Thursday, December 6, 2007

Bush is Crazy

Our Man in the BugHouse: He Just Made Me More Nervous Than Ever

"Worst president ever? Ahhh, those were the days. I'm already nostalgic for them.

For yesterday Mr. Bush's press conference made even that appellation seem rather comforting. For yesterday he departed the presidential-ranking territory of Buchanan, Grant and Harding and carved out a new cellar of decidedly sui-generis dimensions. For yesterday he transcended mere incompetence -- that pedestrian quality of beatable "worse-ness" -- and displayed a collection of deficiencies one would normally see only within the confines of a secure and padded institution.

We didn't think things could get worse. That seemed impossible. But every time we think that, sure enough, things get worse and the sucker punch gets poised. Yesterday was a splendid example.

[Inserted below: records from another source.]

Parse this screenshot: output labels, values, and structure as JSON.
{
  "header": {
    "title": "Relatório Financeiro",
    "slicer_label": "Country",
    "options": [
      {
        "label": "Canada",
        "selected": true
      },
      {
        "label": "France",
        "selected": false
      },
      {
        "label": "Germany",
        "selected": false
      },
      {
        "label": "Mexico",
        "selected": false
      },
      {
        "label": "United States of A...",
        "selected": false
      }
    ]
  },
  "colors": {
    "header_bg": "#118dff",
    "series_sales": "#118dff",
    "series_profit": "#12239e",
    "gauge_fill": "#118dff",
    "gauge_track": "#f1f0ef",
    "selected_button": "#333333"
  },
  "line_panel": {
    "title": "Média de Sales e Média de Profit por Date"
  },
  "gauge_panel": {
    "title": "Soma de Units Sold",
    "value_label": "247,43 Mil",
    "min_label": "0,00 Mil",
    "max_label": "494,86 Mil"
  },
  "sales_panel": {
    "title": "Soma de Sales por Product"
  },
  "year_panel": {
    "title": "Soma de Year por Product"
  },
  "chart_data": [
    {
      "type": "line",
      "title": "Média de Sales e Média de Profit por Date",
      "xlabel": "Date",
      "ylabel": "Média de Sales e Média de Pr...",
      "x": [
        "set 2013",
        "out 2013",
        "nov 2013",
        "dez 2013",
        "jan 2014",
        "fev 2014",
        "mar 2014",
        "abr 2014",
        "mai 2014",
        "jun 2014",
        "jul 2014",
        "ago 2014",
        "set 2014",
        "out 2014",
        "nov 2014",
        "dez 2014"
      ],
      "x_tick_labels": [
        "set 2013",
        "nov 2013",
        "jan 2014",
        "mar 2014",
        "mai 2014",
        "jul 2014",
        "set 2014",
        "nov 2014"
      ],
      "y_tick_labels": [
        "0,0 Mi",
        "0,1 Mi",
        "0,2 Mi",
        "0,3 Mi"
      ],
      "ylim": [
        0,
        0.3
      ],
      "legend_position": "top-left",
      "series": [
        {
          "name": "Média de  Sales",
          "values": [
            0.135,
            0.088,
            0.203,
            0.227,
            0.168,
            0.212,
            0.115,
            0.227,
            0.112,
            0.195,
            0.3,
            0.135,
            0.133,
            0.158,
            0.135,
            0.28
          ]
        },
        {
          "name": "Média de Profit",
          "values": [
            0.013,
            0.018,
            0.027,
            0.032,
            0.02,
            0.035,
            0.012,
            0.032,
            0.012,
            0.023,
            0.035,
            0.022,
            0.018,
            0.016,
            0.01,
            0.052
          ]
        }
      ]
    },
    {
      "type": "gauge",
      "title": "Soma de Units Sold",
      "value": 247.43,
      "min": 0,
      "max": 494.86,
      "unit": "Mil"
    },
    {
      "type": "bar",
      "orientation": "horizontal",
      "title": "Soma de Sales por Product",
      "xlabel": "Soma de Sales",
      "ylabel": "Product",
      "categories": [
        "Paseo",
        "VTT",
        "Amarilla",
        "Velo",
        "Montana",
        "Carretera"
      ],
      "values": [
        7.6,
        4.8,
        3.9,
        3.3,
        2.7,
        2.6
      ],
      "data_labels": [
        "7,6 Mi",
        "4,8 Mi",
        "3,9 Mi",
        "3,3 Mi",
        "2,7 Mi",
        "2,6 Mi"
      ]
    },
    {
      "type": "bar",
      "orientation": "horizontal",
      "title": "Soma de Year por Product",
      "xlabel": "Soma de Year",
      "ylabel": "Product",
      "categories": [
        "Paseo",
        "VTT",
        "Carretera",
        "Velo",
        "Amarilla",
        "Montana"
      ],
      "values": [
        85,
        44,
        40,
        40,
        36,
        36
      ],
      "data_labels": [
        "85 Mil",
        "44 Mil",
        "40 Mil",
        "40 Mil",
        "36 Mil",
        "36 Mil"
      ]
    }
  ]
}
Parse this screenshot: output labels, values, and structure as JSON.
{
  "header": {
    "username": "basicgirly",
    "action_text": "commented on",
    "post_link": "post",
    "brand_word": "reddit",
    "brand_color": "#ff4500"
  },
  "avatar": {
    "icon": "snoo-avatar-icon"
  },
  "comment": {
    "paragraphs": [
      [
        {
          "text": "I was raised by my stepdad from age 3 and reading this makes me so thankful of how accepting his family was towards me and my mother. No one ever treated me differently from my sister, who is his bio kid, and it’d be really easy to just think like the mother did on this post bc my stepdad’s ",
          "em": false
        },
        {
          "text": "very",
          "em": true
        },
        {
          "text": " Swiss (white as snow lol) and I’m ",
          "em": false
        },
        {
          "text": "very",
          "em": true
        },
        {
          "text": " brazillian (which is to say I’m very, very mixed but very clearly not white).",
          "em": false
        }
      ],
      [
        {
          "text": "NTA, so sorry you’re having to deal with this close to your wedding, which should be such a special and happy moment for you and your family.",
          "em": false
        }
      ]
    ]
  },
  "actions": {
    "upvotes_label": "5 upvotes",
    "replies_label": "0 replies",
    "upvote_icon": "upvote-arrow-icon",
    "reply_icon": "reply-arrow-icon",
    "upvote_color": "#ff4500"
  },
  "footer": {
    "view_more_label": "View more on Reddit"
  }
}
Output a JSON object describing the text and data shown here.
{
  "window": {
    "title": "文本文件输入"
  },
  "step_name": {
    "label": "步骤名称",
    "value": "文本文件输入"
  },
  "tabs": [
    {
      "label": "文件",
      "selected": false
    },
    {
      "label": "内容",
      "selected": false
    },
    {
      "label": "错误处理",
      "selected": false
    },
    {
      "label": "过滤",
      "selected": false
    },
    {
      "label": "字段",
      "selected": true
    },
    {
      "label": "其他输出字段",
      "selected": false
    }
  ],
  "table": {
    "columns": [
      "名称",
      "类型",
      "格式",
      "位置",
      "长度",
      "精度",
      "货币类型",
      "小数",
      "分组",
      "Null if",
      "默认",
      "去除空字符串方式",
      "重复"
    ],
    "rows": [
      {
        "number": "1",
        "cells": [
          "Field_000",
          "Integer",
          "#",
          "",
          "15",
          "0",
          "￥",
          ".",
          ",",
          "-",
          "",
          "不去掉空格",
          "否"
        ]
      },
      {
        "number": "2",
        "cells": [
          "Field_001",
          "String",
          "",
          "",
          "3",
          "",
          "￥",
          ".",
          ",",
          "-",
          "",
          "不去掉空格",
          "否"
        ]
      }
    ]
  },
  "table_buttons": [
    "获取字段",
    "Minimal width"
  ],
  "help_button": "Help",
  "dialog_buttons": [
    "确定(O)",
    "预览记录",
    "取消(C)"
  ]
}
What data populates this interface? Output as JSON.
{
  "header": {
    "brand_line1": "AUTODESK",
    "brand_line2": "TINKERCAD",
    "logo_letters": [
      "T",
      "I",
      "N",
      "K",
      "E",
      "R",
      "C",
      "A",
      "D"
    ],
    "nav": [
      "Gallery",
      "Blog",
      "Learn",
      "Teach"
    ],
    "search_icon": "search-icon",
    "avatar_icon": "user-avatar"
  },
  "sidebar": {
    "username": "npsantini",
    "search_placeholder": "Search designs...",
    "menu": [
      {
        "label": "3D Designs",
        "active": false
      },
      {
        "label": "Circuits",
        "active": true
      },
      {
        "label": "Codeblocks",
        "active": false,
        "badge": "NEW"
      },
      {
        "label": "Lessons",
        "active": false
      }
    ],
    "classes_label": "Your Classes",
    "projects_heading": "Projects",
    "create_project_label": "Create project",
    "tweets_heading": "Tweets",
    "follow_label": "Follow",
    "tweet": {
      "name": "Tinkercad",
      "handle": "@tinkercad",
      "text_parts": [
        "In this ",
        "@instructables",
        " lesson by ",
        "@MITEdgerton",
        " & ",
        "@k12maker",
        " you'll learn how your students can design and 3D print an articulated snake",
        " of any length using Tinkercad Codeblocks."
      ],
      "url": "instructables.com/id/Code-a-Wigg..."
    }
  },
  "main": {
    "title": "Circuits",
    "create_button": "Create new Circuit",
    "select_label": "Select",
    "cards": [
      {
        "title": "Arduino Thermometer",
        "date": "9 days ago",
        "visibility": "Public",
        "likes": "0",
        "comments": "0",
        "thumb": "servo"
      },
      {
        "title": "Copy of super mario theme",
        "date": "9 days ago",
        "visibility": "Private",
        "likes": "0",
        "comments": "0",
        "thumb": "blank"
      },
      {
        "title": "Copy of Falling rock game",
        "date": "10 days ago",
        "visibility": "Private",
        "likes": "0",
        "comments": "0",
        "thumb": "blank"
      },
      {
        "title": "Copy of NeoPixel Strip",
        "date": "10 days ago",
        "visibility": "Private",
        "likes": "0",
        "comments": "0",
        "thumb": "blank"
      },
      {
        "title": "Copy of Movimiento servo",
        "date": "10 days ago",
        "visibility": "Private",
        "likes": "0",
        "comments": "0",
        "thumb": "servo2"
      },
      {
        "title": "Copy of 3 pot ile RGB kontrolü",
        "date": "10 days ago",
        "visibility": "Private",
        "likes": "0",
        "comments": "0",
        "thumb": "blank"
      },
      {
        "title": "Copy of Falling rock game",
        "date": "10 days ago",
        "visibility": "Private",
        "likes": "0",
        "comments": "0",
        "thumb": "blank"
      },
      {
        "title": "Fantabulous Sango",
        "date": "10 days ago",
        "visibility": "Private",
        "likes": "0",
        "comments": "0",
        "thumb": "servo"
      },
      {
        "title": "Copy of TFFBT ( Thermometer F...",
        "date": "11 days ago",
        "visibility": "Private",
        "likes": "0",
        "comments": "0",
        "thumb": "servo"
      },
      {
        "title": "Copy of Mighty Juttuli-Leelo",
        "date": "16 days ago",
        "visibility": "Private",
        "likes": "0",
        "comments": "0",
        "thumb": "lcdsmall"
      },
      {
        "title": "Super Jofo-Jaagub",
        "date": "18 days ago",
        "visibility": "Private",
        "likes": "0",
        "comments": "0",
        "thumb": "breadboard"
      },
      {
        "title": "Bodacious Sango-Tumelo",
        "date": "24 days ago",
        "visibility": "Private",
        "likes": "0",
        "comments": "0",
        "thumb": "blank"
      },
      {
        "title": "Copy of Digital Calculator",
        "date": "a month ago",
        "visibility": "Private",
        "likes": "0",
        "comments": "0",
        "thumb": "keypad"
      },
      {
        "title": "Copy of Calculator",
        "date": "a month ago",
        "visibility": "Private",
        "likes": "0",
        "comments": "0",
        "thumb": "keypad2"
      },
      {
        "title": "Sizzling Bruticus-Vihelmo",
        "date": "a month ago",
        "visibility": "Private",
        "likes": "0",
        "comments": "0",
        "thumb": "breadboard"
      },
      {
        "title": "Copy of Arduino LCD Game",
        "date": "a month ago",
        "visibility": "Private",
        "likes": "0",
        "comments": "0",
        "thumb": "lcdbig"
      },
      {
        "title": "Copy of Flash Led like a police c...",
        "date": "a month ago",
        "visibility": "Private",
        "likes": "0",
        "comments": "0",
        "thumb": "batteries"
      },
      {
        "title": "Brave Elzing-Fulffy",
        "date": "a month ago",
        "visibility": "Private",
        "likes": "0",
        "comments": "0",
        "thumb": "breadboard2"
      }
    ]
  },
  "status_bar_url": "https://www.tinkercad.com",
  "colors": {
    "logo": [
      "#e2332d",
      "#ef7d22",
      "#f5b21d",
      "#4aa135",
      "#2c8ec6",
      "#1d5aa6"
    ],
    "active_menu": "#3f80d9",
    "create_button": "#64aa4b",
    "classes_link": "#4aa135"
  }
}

What was that? It sure wasn't a "news" conference. It went far beyond spin -- even laughably outrageous Beltway spin -- and swiftly entered the spooky arena of downright derangement. It was, indeed, like a national diagnostic session, with President Curveball himself on the couch and behind the podium. I have never, never seen anything like it.

There he stood, facing an avalanche of status-quo obliteration, and pretended -- or rather honestly believed? -- that nothing had changed. Nothing at all. There he stood, grimacing and wincing and twitching, and swore that, in fact, he had been vindicated. The deranged bastard had me paralyzed with fear. It was like watching the disintegrating Captain Queeg on the witness stand -- only this commander has his unsteady finger on the nuclear button.

"Iran was dangerous, Iran is dangerous, and Iran will be dangerous if they have the knowledge to make a nuclear weapon," said Bush, shifting effortlessly from the familiar "since" to the new product of "if"; again, as though nothing had changed. "What's to say they couldn't start another covert nuclear weapons program?"

Well, let's think. Maybe they could say that, you know, like they've been saying since 2003 and have now been proven genuine; like Saddam Hussein repeatedly said before we spent 4000 lives and a couple trillion dollars to prove him correct; and like the International Atomic Energy Agency could regularly verify if only we would talk and trade rather than threaten and withhold.

His other musings were no less demented or utterly disconnected, which some mental health professionals, if bribed enough, I suppose, might label as merely severely revisionist. Such as his claim that our relations with Iran in 2002 were "hopeful" -- as opposed to the later dark days of Mahmoud Ahmadinejad's reign -- forgetting, suppressing, or completely blocking from memory that that was the year he slapped on Iran the moniker of its "axis of evil" membership.

Senator Chuck Hagel, in reaction to the intelligence community's startling clarity that has only befogged Mr. Bush even more, declared that now is perhaps the time for talks with Iran since, as the New York Times paraphrased and quoted, "Iran’s government may be more rational than the one that Mr. Bush said in August had threatened to put the entire region 'under the shadow of a nuclear holocaust.'"

Of course Iran is more rational -- certainly more so than the one portrayed by the irrational Mr. Bush. But here's what really worries.

The Times further reports, as is the consensus view among virtually all foreign policy mavens outside the twisted confines of the White BugHouse, that "For now at least, the main argument for a military conflict with Iran ... is off the table for the foreseeable future." Yet it's Mr. Bush who makes the "main argument," and yesterday he stood right there -- right there before the world -- and declared there was no substantive change in the basis for that argument. So how could it be "off the table"? -- and especially since he further and explicitly declared it isn't?

In fact, given Mr. Bush's most unsettling display of incontrovertible instability yesterday, the situation is more worrisome now than ever. For years we have witnessed his absolute, prep-boy intolerance for behavioral correction and his messianic determination to do, simply, whatever he thinks God wants him to do. Yesterday only publicly affirmed that his condition has passed the exceedingly frustrating stage and has entered, perhaps, Twenty-fifth Amendment territory.

He affirmed, in short, that he's exceedingly bonkers, and is skating on the very edge of a destructive mental collapse. This we are expected to find reassuring?